Toute l’histoire de la musique italienne au xixe s. se joue à peu près entièrement autour de l’opéra, qui accapare les faveurs du public. La première moitié du siècle voit paraître les trois musiciens qui, amorçant le « dégel romantique », ont engagé l’opéra sur une voie nouvelle : G. Rossini*, dont le talent se révèle surtout dans l’opéra bouffe ; Gaetano Donizetti (1797-1848), à qui l’on doit quelques chefs-d’œuvre ; enfin Vincenzo Bellini (1801-1835), auquel on reconnaît encore les plus grands dons de mélodiste. C’est alors que paraît G. Verdi*, dont la carrure porte ombre à ses confrères et dont l’œuvre incarne l’idéal italien du théâtre en musique. Après lui, l’opéra décline, et seul G. Puccini*, dernier représentant de ce qu’on a appelé le vérisme, sait entretenir la vague d’enthousiasme déclenchée par son grand prédécesseur. Cependant, le genre ne disparaît pas, mais il va prendre un autre style et se renouveler suivant les transformations du langage musical, depuis les opéras d’Ildebrando Pizzetti (1880-1968), écrits de 1915 à 1964 et qui rompent délibérément avec le vérisme, jusqu’au dodécaphonisme intégral de L. Dallapiccola* (Ulysse, 1961-1968).

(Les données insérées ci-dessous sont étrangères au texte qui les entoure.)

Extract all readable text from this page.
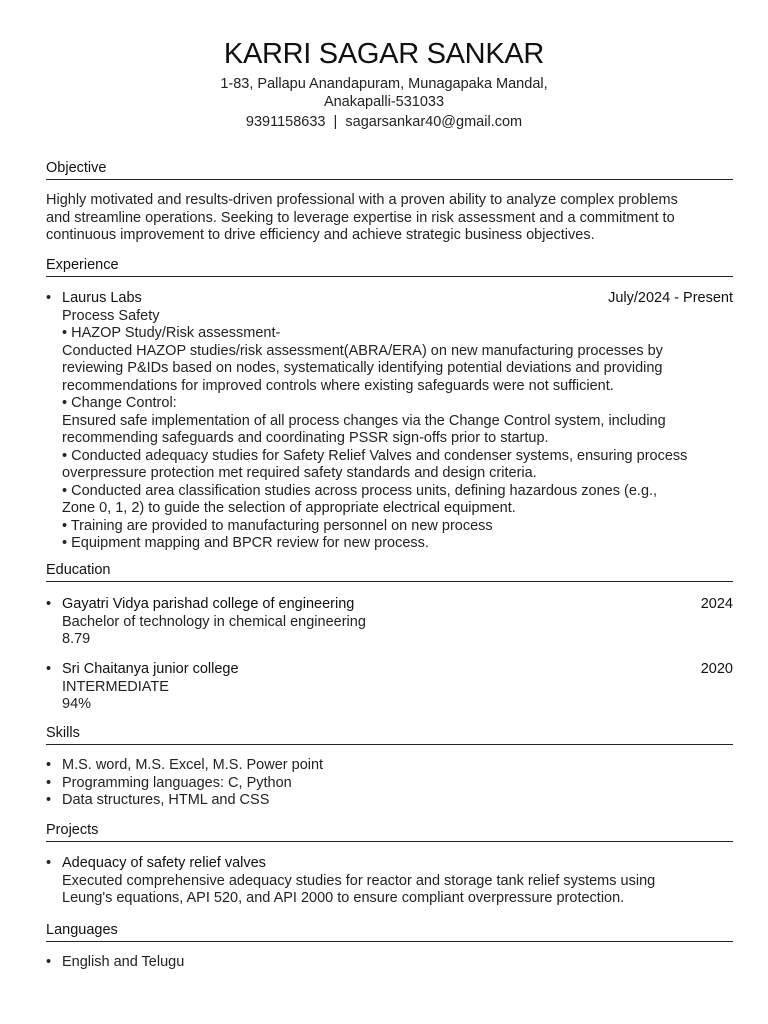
KARRI SAGAR SANKAR
1-83, Pallapu Anandapuram, Munagapaka Mandal,
Anakapalli-531033
9391158633 | sagarsankar40@gmail.com
Objective
Highly motivated and results-driven professional with a proven ability to analyze complex problems
and streamline operations. Seeking to leverage expertise in risk assessment and a commitment to
continuous improvement to drive efficiency and achieve strategic business objectives.
Experience
• Laurus Labs	July/2024 - Present
Process Safety
• HAZOP Study/Risk assessment-
Conducted HAZOP studies/risk assessment(ABRA/ERA) on new manufacturing processes by
reviewing P&IDs based on nodes, systematically identifying potential deviations and providing
recommendations for improved controls where existing safeguards were not sufficient.
• Change Control:
Ensured safe implementation of all process changes via the Change Control system, including
recommending safeguards and coordinating PSSR sign-offs prior to startup.
• Conducted adequacy studies for Safety Relief Valves and condenser systems, ensuring process
overpressure protection met required safety standards and design criteria.
• Conducted area classification studies across process units, defining hazardous zones (e.g.,
Zone 0, 1, 2) to guide the selection of appropriate electrical equipment.
• Training are provided to manufacturing personnel on new process
• Equipment mapping and BPCR review for new process.
Education
• Gayatri Vidya parishad college of engineering	2024
Bachelor of technology in chemical engineering
8.79
• Sri Chaitanya junior college	2020
INTERMEDIATE
94%
Skills
• M.S. word, M.S. Excel, M.S. Power point
• Programming languages: C, Python
• Data structures, HTML and CSS
Projects
• Adequacy of safety relief valves
Executed comprehensive adequacy studies for reactor and storage tank relief systems using
Leung's equations, API 520, and API 2000 to ensure compliant overpressure protection.
Languages
• English and Telugu
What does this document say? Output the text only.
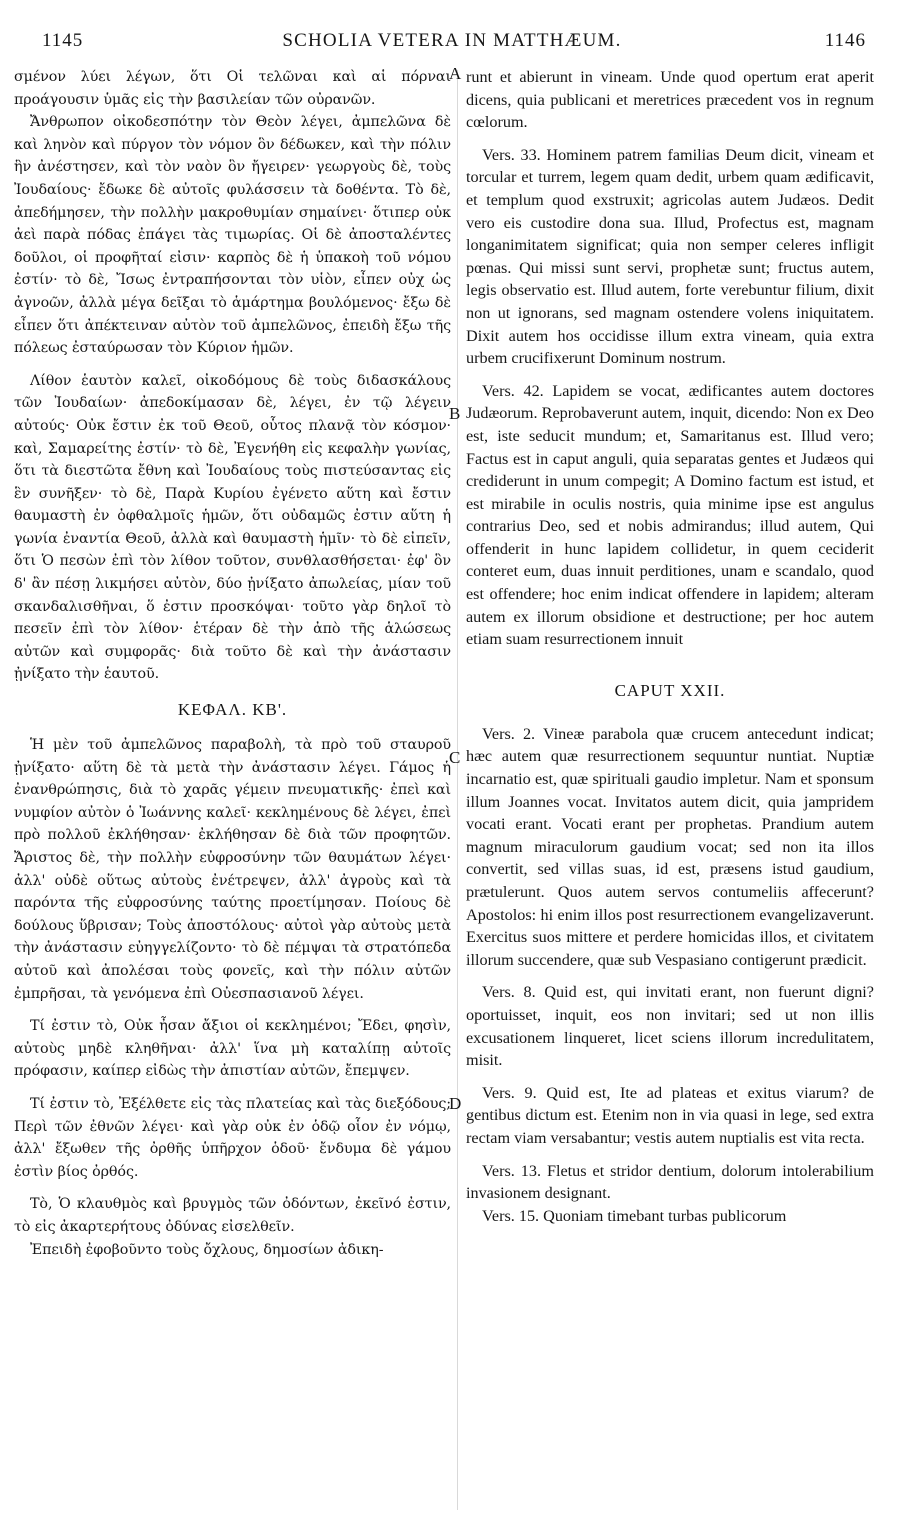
1145	SCHOLIA VETERA IN MATTHÆUM.	1146
A
B
C
D

σμένον λύει λέγων, ὅτι Οἱ τελῶναι καὶ αἱ πόρναι προάγουσιν ὑμᾶς εἰς τὴν βασιλείαν τῶν οὐρανῶν.

Ἄνθρωπον οἰκοδεσπότην τὸν Θεὸν λέγει, ἀμπελῶνα δὲ καὶ ληνὸν καὶ πύργον τὸν νόμον ὃν δέδωκεν, καὶ τὴν πόλιν ἣν ἀνέστησεν, καὶ τὸν ναὸν ὃν ἤγειρεν· γεωργοὺς δὲ, τοὺς Ἰουδαίους· ἔδωκε δὲ αὐτοῖς φυλάσσειν τὰ δοθέντα. Τὸ δὲ, ἀπεδήμησεν, τὴν πολλὴν μακροθυμίαν σημαίνει· ὅτιπερ οὐκ ἀεὶ παρὰ πόδας ἐπάγει τὰς τιμωρίας. Οἱ δὲ ἀποσταλέντες δοῦλοι, οἱ προφῆταί εἰσιν· καρπὸς δὲ ἡ ὑπακοὴ τοῦ νόμου ἐστίν· τὸ δὲ, Ἴσως ἐντραπήσονται τὸν υἱὸν, εἶπεν οὐχ ὡς ἀγνοῶν, ἀλλὰ μέγα δεῖξαι τὸ ἁμάρτημα βουλόμενος· ἔξω δὲ εἶπεν ὅτι ἀπέκτειναν αὐτὸν τοῦ ἀμπελῶνος, ἐπειδὴ ἔξω τῆς πόλεως ἐσταύρωσαν τὸν Κύριον ἡμῶν.

Λίθον ἑαυτὸν καλεῖ, οἰκοδόμους δὲ τοὺς διδασκάλους τῶν Ἰουδαίων· ἀπεδοκίμασαν δὲ, λέγει, ἐν τῷ λέγειν αὐτούς· Οὐκ ἔστιν ἐκ τοῦ Θεοῦ, οὗτος πλανᾷ τὸν κόσμον· καὶ, Σαμαρείτης ἐστίν· τὸ δὲ, Ἐγενήθη εἰς κεφαλὴν γωνίας, ὅτι τὰ διεστῶτα ἔθνη καὶ Ἰουδαίους τοὺς πιστεύσαντας εἰς ἓν συνῆξεν· τὸ δὲ, Παρὰ Κυρίου ἐγένετο αὕτη καὶ ἔστιν θαυμαστὴ ἐν ὀφθαλμοῖς ἡμῶν, ὅτι οὐδαμῶς ἐστιν αὕτη ἡ γωνία ἐναντία Θεοῦ, ἀλλὰ καὶ θαυμαστὴ ἡμῖν· τὸ δὲ εἰπεῖν, ὅτι Ὁ πεσὼν ἐπὶ τὸν λίθον τοῦτον, συνθλασθήσεται· ἐφ' ὃν δ' ἂν πέσῃ λικμήσει αὐτὸν, δύο ᾐνίξατο ἀπωλείας, μίαν τοῦ σκανδαλισθῆναι, ὅ ἐστιν προσκόψαι· τοῦτο γὰρ δηλοῖ τὸ πεσεῖν ἐπὶ τὸν λίθον· ἑτέραν δὲ τὴν ἀπὸ τῆς ἁλώσεως αὐτῶν καὶ συμφορᾶς· διὰ τοῦτο δὲ καὶ τὴν ἀνάστασιν ᾐνίξατο τὴν ἑαυτοῦ.

ΚΕΦΑΛ. ΚΒ'.

Ἡ μὲν τοῦ ἀμπελῶνος παραβολὴ, τὰ πρὸ τοῦ σταυροῦ ᾐνίξατο· αὕτη δὲ τὰ μετὰ τὴν ἀνάστασιν λέγει. Γάμος ἡ ἐνανθρώπησις, διὰ τὸ χαρᾶς γέμειν πνευματικῆς· ἐπεὶ καὶ νυμφίον αὐτὸν ὁ Ἰωάννης καλεῖ· κεκλημένους δὲ λέγει, ἐπεὶ πρὸ πολλοῦ ἐκλήθησαν· ἐκλήθησαν δὲ διὰ τῶν προφητῶν. Ἄριστος δὲ, τὴν πολλὴν εὐφροσύνην τῶν θαυμάτων λέγει· ἀλλ' οὐδὲ οὕτως αὐτοὺς ἐνέτρεψεν, ἀλλ' ἀγροὺς καὶ τὰ παρόντα τῆς εὐφροσύνης ταύτης προετίμησαν. Ποίους δὲ δούλους ὕβρισαν; Τοὺς ἀποστόλους· αὐτοὶ γὰρ αὐτοὺς μετὰ τὴν ἀνάστασιν εὐηγγελίζοντο· τὸ δὲ πέμψαι τὰ στρατόπεδα αὐτοῦ καὶ ἀπολέσαι τοὺς φονεῖς, καὶ τὴν πόλιν αὐτῶν ἐμπρῆσαι, τὰ γενόμενα ἐπὶ Οὐεσπασιανοῦ λέγει.

Τί ἐστιν τὸ, Οὐκ ἦσαν ἄξιοι οἱ κεκλημένοι; Ἔδει, φησὶν, αὐτοὺς μηδὲ κληθῆναι· ἀλλ' ἵνα μὴ καταλίπῃ αὐτοῖς πρόφασιν, καίπερ εἰδὼς τὴν ἀπιστίαν αὐτῶν, ἔπεμψεν.

Τί ἐστιν τὸ, Ἐξέλθετε εἰς τὰς πλατείας καὶ τὰς διεξόδους; Περὶ τῶν ἐθνῶν λέγει· καὶ γὰρ οὐκ ἐν ὁδῷ οἷον ἐν νόμῳ, ἀλλ' ἔξωθεν τῆς ὀρθῆς ὑπῆρχον ὁδοῦ· ἔνδυμα δὲ γάμου ἐστὶν βίος ὀρθός.

Τὸ, Ὁ κλαυθμὸς καὶ βρυγμὸς τῶν ὀδόντων, ἐκεῖνό ἐστιν, τὸ εἰς ἀκαρτερήτους ὀδύνας εἰσελθεῖν.

Ἐπειδὴ ἐφοβοῦντο τοὺς ὄχλους, δημοσίων ἀδικη-

runt et abierunt in vineam. Unde quod opertum erat aperit dicens, quia publicani et meretrices præcedent vos in regnum cœlorum.

Vers. 33. Hominem patrem familias Deum dicit, vineam et torcular et turrem, legem quam dedit, urbem quam ædificavit, et templum quod exstruxit; agricolas autem Judæos. Dedit vero eis custodire dona sua. Illud, Profectus est, magnam longanimitatem significat; quia non semper celeres infligit pœnas. Qui missi sunt servi, prophetæ sunt; fructus autem, legis observatio est. Illud autem, forte verebuntur filium, dixit non ut ignorans, sed magnam ostendere volens iniquitatem. Dixit autem hos occidisse illum extra vineam, quia extra urbem crucifixerunt Dominum nostrum.

Vers. 42. Lapidem se vocat, ædificantes autem doctores Judæorum. Reprobaverunt autem, inquit, dicendo: Non ex Deo est, iste seducit mundum; et, Samaritanus est. Illud vero; Factus est in caput anguli, quia separatas gentes et Judæos qui crediderunt in unum compegit; A Domino factum est istud, et est mirabile in oculis nostris, quia minime ipse est angulus contrarius Deo, sed et nobis admirandus; illud autem, Qui offenderit in hunc lapidem collidetur, in quem ceciderit conteret eum, duas innuit perditiones, unam e scandalo, quod est offendere; hoc enim indicat offendere in lapidem; alteram autem ex illorum obsidione et destructione; per hoc autem etiam suam resurrectionem innuit

CAPUT XXII.

Vers. 2. Vineæ parabola quæ crucem antecedunt indicat; hæc autem quæ resurrectionem sequuntur nuntiat. Nuptiæ incarnatio est, quæ spirituali gaudio impletur. Nam et sponsum illum Joannes vocat. Invitatos autem dicit, quia jampridem vocati erant. Vocati erant per prophetas. Prandium autem magnum miraculorum gaudium vocat; sed non ita illos convertit, sed villas suas, id est, præsens istud gaudium, prætulerunt. Quos autem servos contumeliis affecerunt? Apostolos: hi enim illos post resurrectionem evangelizaverunt. Exercitus suos mittere et perdere homicidas illos, et civitatem illorum succendere, quæ sub Vespasiano contigerunt prædicit.

Vers. 8. Quid est, qui invitati erant, non fuerunt digni? oportuisset, inquit, eos non invitari; sed ut non illis excusationem linqueret, licet sciens illorum incredulitatem, misit.

Vers. 9. Quid est, Ite ad plateas et exitus viarum? de gentibus dictum est. Etenim non in via quasi in lege, sed extra rectam viam versabantur; vestis autem nuptialis est vita recta.

Vers. 13. Fletus et stridor dentium, dolorum intolerabilium invasionem designant.

Vers. 15. Quoniam timebant turbas publicorum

À côté de cette extraordinaire floraison de l’opéra, la musique instrumentale faisait assez pâle figure, même si la tradition du compositeur virtuose a trouvé alors avec N. Paganini* son représentant le plus célèbre. Mais, aussitôt après 1870 et la proclamation de l’unité nationale, commencent à se manifester en Italie les premiers symptômes d’un retour à la musique pure avec Giovanni Sgambati (1841-1914) et Giuseppe Martucci (1856-1909), qui, passionnés par l’art germanique, écrivent des œuvres d’une facture nettement instrumentale. Même si elles sont trop ouvertement influencées par leurs modèles allemands, celles-ci n’en créent pas moins en Italie un courant nouveau, qui, alimenté par les I. Pizzetti, Gian Francesco Malipiero (né en 1882) ou Alfredo Casella (1883-1947), donnera une impulsion décisive à la musique italienne. À la charnière des deux siècles, F. Busoni* joue un rôle important. À la fois pianiste prodigieux et théoricien hardi, il est aussi compositeur, et son opéra Doktor Faust, seul, devrait suffire à le tirer de l’oubli.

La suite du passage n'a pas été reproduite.